Vasant Bunwaree, qui a soumis hier sa démission comme ministre de l’Éducation au Président de la République Kailash Purryag, a expliqué ses raisons dans une déclaration au Mauricien ce matin. « Vrai travayis ine perdi so valer », a-t-il dit, avant d’annoncer la création du Mouvement Travailliste Militant, avec un flambeau pour symbole. Il a ainsi lancé un appel à « tous les gens de bonne volonté » à se joindre à lui pour « la création d’une structure nouvelle » et « pour voir comment redonner à Maurice ses valeurs perdues ».
L’ancien ministre de l’Éducation, qui devait donner une conférence de presse en début d’après midi aujourd’hui, s’est réjoui d’avoir « retrouvé » sa « liberté de parole ». Il explique : « Lorsqu’on est ministre dans un gouvernement, on a certains principes à respecter. Cela ne veut pas dire que tout le monde est content, mais on laisse l’amertume de côté et on voit jusqu’où on peut aller. » Pour lui, la situation au gouvernement était « assez délicate » durant les six derniers mois. « Avec l’épisode “on and off”, l’aspect politique avait tout envahi. Cela ne plaisait pas à tout le monde », a-t-il fait comprendre. Selon lui, la situation était « d’autant plus embarrassante » que « personne, au gouvernement, n’était au courant de ce qui se passait ». Il poursuit : « Aucun d’entre nous n’a été consulté à aucun moment  et personne n’a pu non plus s’exprimer sur la situation (…) Nous avons entendu des brins de causette sans connaître les conditions exactes de l’accord. En vérité, tous les ministres ont appris les conditions de l’accord liant le PTr et le MMM en même temps que le public, un samedi matin. »

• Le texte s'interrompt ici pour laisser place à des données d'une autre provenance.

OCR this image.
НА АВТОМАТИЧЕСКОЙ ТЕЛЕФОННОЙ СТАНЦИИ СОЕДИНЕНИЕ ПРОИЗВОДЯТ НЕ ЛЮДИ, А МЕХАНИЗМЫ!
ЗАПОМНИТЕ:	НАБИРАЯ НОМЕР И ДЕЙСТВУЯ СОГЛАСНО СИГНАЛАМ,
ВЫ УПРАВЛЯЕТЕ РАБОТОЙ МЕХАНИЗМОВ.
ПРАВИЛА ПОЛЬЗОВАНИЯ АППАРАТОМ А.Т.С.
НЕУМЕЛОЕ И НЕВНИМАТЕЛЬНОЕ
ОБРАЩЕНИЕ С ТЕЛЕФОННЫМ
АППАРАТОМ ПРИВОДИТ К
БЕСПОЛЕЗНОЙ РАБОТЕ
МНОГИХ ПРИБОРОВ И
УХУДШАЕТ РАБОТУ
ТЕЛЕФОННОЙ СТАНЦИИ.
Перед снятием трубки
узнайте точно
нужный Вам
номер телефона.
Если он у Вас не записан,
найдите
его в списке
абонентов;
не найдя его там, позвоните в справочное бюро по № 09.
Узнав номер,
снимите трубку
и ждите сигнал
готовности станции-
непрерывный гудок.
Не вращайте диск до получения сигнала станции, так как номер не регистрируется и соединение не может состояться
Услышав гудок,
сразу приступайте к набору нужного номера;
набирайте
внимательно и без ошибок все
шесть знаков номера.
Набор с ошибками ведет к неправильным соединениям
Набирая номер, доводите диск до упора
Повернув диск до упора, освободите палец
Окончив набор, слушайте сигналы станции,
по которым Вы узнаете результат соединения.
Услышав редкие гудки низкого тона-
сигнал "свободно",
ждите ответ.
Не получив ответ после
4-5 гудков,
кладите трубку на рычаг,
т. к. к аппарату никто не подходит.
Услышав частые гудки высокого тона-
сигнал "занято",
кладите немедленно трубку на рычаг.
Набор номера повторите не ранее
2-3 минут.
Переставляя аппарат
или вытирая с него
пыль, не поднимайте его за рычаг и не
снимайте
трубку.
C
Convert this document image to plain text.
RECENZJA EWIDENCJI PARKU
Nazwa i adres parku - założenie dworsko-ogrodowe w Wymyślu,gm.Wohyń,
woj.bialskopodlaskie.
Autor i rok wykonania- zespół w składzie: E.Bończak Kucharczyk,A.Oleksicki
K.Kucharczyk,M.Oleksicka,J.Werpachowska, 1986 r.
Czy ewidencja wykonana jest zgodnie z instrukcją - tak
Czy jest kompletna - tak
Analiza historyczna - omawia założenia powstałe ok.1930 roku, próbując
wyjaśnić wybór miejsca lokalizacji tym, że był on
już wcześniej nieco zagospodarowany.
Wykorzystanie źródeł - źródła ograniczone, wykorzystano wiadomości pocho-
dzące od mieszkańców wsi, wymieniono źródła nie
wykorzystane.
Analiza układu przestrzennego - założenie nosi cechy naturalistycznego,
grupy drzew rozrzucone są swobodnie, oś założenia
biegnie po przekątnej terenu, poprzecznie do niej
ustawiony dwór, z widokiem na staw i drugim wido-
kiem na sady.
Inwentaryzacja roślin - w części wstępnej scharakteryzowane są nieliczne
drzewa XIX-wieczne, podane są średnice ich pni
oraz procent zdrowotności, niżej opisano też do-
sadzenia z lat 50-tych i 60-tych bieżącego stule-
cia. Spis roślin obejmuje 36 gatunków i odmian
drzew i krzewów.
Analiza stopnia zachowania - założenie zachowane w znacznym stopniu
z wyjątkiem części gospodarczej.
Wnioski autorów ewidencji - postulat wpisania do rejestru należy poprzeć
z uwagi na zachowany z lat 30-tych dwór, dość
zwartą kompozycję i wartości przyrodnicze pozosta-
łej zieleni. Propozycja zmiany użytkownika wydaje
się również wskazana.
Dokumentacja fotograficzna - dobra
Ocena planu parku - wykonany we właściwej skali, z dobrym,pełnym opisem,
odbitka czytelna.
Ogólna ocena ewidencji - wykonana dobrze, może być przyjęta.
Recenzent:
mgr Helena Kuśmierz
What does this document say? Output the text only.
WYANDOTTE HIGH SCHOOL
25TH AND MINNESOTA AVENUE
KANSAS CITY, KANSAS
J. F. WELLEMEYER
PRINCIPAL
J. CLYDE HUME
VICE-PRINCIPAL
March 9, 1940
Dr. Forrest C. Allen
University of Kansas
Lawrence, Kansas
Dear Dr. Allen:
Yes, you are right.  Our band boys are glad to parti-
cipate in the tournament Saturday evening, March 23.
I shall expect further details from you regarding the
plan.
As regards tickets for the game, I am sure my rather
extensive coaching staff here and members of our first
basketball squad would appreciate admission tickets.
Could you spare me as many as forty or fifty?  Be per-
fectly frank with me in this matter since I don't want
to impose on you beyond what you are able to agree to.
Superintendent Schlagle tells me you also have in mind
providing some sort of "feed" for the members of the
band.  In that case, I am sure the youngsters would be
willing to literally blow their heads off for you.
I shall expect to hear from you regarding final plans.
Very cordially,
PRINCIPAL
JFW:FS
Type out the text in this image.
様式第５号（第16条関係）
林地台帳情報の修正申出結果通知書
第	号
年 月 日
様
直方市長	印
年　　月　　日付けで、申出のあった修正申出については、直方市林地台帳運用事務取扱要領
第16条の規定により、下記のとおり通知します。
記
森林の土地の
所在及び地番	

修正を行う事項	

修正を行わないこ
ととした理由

Si Vasant Bunwaree affirme n’avoir « aucune amertume », il se dit toutefois « blessé par la façon de faire et la méthode de travail de Navin Ramgoolam ».  Il affirme avoir soutenu le leader travailliste durant 25 ans, et ce « dans les moments les plus difficiles ». Il développe : « Dans les années 1991-95, alors qu’il faisait ses études à Londres et qu’il venait à l’Assemblée nationale une fois tous les trois mois, c’est moi qui ai maintenu haut le flambeau du PTr. Aujourd’hui, il affirme que c’est Paul Bérenger qui l’a sauvé, alors que son siège de député était contesté par sir Anerood Jugnauth. Or, Bérenger n’a fait que dire la vérité en Cour. Il était condamné à dire la vérité. Il fallait rendre hommage à sir Gaëtan Duval et à Guy Ollivry, qui avaient déployé tous les efforts pour le soutenir. Pendant cette période, j’ai aidé à organiser quelque 55 meetings et 300 réunions privées à travers l’île », a-t-il dit.
Vasant Bunwaree affirme que ce n’est que lorsqu’il a pris connaissance des détails de l’accord entre le PTr et le MMM qu’il a pris conscience du « grand danger » auquel le pays était exposé. « Ramgoolam affirme qu’il ne faut pas avoir peur aussi longtemps qu’il est là. Mais qu’est-ce qui se passera s’il arrive qu’il ne soit pas là ? Le PTr sera inexistant. Le MMM prendra le poste du Premier ministre et celui du Président de la République alors que la fonction du Speaker est aussi occupée par le MMM… »
L’ex-ministre de l’Éducation estime donc que le « vrai parti travailliste à perdu ses valeurs » et « ne fonctionne plus ». Selon lui, dans une des rares et dernières réunions du comité exécutif du PTr, le secrétaire général avait donné lecture du compte rendu d’une précédente réunion « qui datait de… 15 mois ». A son époque, affirme-t-il, « le comité exécutif était convoqué tous les mois ». Vasant Bunwaree accuse Navin Ramgoolam et Paul Bérenger d’être « responsables du réveil des réflexes communaux » dans le pays. Il affirme toutefois ne pas avoir accepté jusqu’ici les sollicitations de l’Alliance Lepep. Maintenant qu’il a pris sa « liberté », il compte d’abord voir « de quelle façon il pourra travailler ».
Vasant Bunwaree dit avoir été « un des premiers cardiologues du service public ». Il s’est engagé dans la politique alors que le pays était bouleversé par l’arrestation de députés accusés de trafic de drogue. Il s’est joint dans un premier temps au MSM avant de passer ensuite au PTr. Et d’expliquer pour finir que le MTM, le nom de son nouveau parti, a choisi le flambeau comme symbole « afin d’éclairer la population ».